© JUNGE FREIHEIT Verlag GmbH & Co.  www.jungefreiheit.de    25/99 18. Juni 1999


Kommunalwahlen: Christdemokraten profitieren von der Verärgerung über Rot-Grün
München bildete die Ausnahme
Alexander Schmidt

So einmalig wie die Abwahl einer Regierung in Deutschland bei der Bundestagswahl im Herbst vorigen Jahres bisher war, so beispiellos ist auch die Talfahrt der Sozialdemokraten, die bei allen seitherigen Wahlen Federn lassen mußten.

Die Union konnte durch die Mobilisierung ihrer Wählerschaft und die Unzufriedenheit der Deutschen mit der Regierungskoalition aus SPD und Grünen Erdrutschgewinne einfahren, die Wahlergebnisse der vergangenen Europawahl bis zu 16 Prozent übertrafen.
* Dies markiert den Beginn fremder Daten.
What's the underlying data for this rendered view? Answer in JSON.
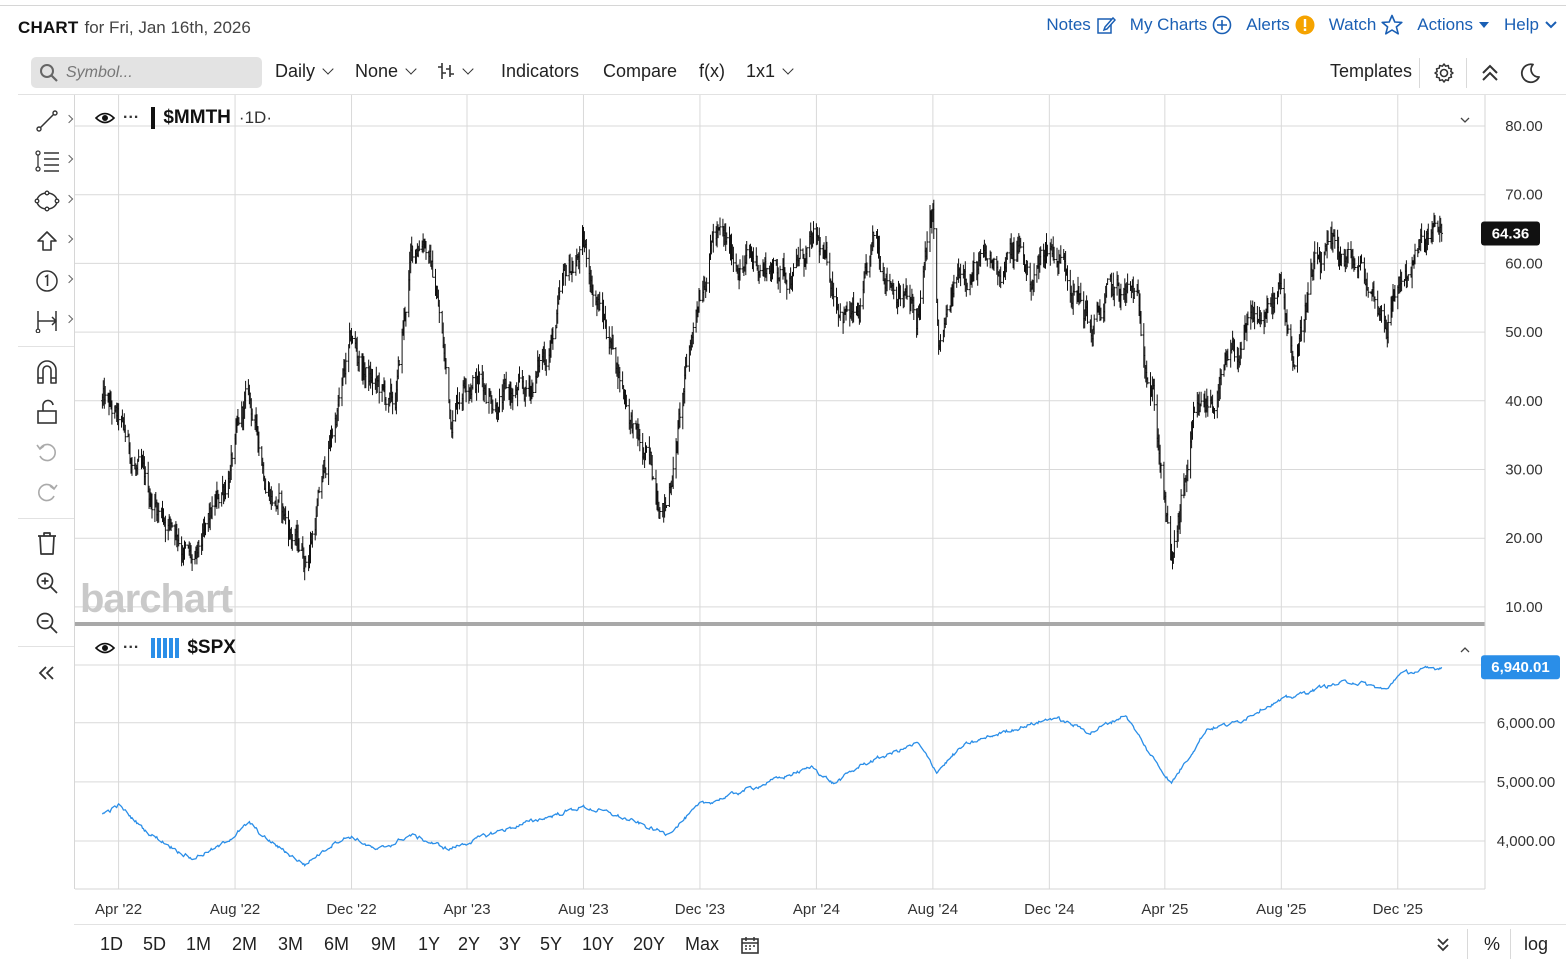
{
  "header": {
    "brand": "CHART",
    "date_text": "for Fri, Jan 16th, 2026",
    "links": [
      {
        "label": "Notes",
        "icon": "edit-icon"
      },
      {
        "label": "My Charts",
        "icon": "plus-circle-icon"
      },
      {
        "label": "Alerts",
        "icon": "alert-badge-icon"
      },
      {
        "label": "Watch",
        "icon": "star-icon"
      },
      {
        "label": "Actions",
        "icon": "caret-down-icon"
      },
      {
        "label": "Help",
        "icon": "chevron-down-icon"
      }
    ]
  },
  "toolbar": {
    "search_placeholder": "Symbol...",
    "interval": "Daily",
    "overlay": "None",
    "indicators": "Indicators",
    "compare": "Compare",
    "fx": "f(x)",
    "layout": "1x1",
    "templates": "Templates"
  },
  "left_tools": [
    "line-draw-icon",
    "fib-levels-icon",
    "shapes-icon",
    "arrow-up-icon",
    "numbered-marker-icon",
    "measure-icon",
    "magnet-icon",
    "unlock-icon",
    "undo-icon",
    "redo-icon",
    "trash-icon",
    "zoom-in-icon",
    "zoom-out-icon",
    "collapse-left-icon"
  ],
  "bottom": {
    "ranges": [
      "1D",
      "5D",
      "1M",
      "2M",
      "3M",
      "6M",
      "9M",
      "1Y",
      "2Y",
      "3Y",
      "5Y",
      "10Y",
      "20Y",
      "Max"
    ],
    "percent": "%",
    "log": "log"
  },
  "watermark": "barchart",
  "colors": {
    "price_bars": "#111111",
    "spx_line": "#2a8ee8",
    "link": "#1a5fb4",
    "last_price_bg": "#111111",
    "spx_last_bg": "#2a8ee8",
    "alert_badge": "#f5a300"
  },
  "chart_data": [
    {
      "type": "ohlc",
      "symbol": "$MMTH",
      "interval": "1D",
      "last_value_label": "64.36",
      "y_ticks": [
        "80.00",
        "70.00",
        "60.00",
        "50.00",
        "40.00",
        "30.00",
        "20.00",
        "10.00"
      ],
      "ylim": [
        8,
        81
      ],
      "x_ticks": [
        "Apr '22",
        "Aug '22",
        "Dec '22",
        "Apr '23",
        "Aug '23",
        "Dec '23",
        "Apr '24",
        "Aug '24",
        "Dec '24",
        "Apr '25",
        "Aug '25",
        "Dec '25"
      ],
      "x": [
        "2022-03-15",
        "2022-04-01",
        "2022-05-01",
        "2022-06-01",
        "2022-06-20",
        "2022-07-15",
        "2022-08-15",
        "2022-09-01",
        "2022-10-01",
        "2022-10-15",
        "2022-11-15",
        "2022-12-01",
        "2022-12-15",
        "2023-01-15",
        "2023-02-01",
        "2023-02-15",
        "2023-03-01",
        "2023-03-15",
        "2023-04-01",
        "2023-05-01",
        "2023-06-01",
        "2023-07-01",
        "2023-07-15",
        "2023-08-01",
        "2023-08-15",
        "2023-09-01",
        "2023-10-01",
        "2023-10-27",
        "2023-11-15",
        "2023-12-01",
        "2023-12-15",
        "2024-01-01",
        "2024-02-01",
        "2024-03-01",
        "2024-04-01",
        "2024-04-20",
        "2024-05-15",
        "2024-06-01",
        "2024-07-01",
        "2024-07-15",
        "2024-08-01",
        "2024-08-07",
        "2024-09-01",
        "2024-10-01",
        "2024-11-01",
        "2024-11-10",
        "2024-12-01",
        "2024-12-20",
        "2025-01-15",
        "2025-02-01",
        "2025-03-01",
        "2025-03-20",
        "2025-04-08",
        "2025-05-01",
        "2025-06-01",
        "2025-07-01",
        "2025-08-01",
        "2025-08-15",
        "2025-09-01",
        "2025-10-01",
        "2025-10-20",
        "2025-11-20",
        "2025-12-01",
        "2025-12-20",
        "2026-01-16"
      ],
      "close": [
        40,
        36,
        26,
        22,
        15,
        25,
        40,
        30,
        20,
        17,
        38,
        48,
        44,
        38,
        60,
        65,
        55,
        38,
        45,
        41,
        40,
        50,
        58,
        62,
        55,
        48,
        32,
        25,
        42,
        57,
        65,
        61,
        60,
        59,
        62,
        56,
        51,
        62,
        56,
        51,
        67,
        46,
        60,
        59,
        62,
        57,
        63,
        60,
        50,
        55,
        55,
        42,
        15,
        35,
        43,
        50,
        55,
        46,
        58,
        61,
        59,
        52,
        57,
        61,
        64.36
      ]
    },
    {
      "type": "line",
      "symbol": "$SPX",
      "last_value_label": "6,940.01",
      "y_ticks": [
        "6,000.00",
        "5,000.00",
        "4,000.00"
      ],
      "ylim": [
        3200,
        7000
      ],
      "x": [
        "2022-03-15",
        "2022-04-01",
        "2022-05-01",
        "2022-06-17",
        "2022-07-15",
        "2022-08-16",
        "2022-09-01",
        "2022-10-13",
        "2022-11-15",
        "2022-12-01",
        "2022-12-28",
        "2023-02-01",
        "2023-03-13",
        "2023-05-01",
        "2023-07-31",
        "2023-09-01",
        "2023-10-27",
        "2023-12-01",
        "2024-01-01",
        "2024-03-28",
        "2024-04-19",
        "2024-05-20",
        "2024-07-16",
        "2024-08-05",
        "2024-09-01",
        "2024-10-15",
        "2024-12-06",
        "2025-01-13",
        "2025-02-19",
        "2025-03-13",
        "2025-04-08",
        "2025-05-15",
        "2025-06-15",
        "2025-07-15",
        "2025-08-15",
        "2025-09-15",
        "2025-10-15",
        "2025-11-20",
        "2025-12-01",
        "2026-01-16"
      ],
      "close": [
        4450,
        4600,
        4150,
        3700,
        3900,
        4300,
        4050,
        3600,
        4000,
        4080,
        3830,
        4100,
        3860,
        4150,
        4580,
        4450,
        4120,
        4600,
        4770,
        5250,
        4970,
        5300,
        5650,
        5180,
        5600,
        5850,
        6090,
        5840,
        6140,
        5550,
        4980,
        5900,
        6000,
        6280,
        6450,
        6620,
        6700,
        6550,
        6820,
        6940.01
      ]
    }
  ]
}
Kommunalwahlen in sechs Bundesländern zeigten am vergangenen Wochenende, daß sich dieser Trend bis in die Rathäuser fortsetzt. Ebenso deutlich wird auch, daß Kleinparteien wie Grüne und Liberale mehr und mehr Wähler verlieren. Jede einzelne Wahl wird von den beiden Volksparteien zur Entscheidungswahl stilisiert, mit der Folge, daß auch für den Wähler nur noch die Entscheidung zwischen rot oder schwarz präsent ist. Betroffen von dieser Stimmung sind Rechtsparteien, deren Stimmenpotential entweder von der Union aufgesogen wird oder sich in immer größer werdenden Gruppen von Nichtwählern ausdrückt.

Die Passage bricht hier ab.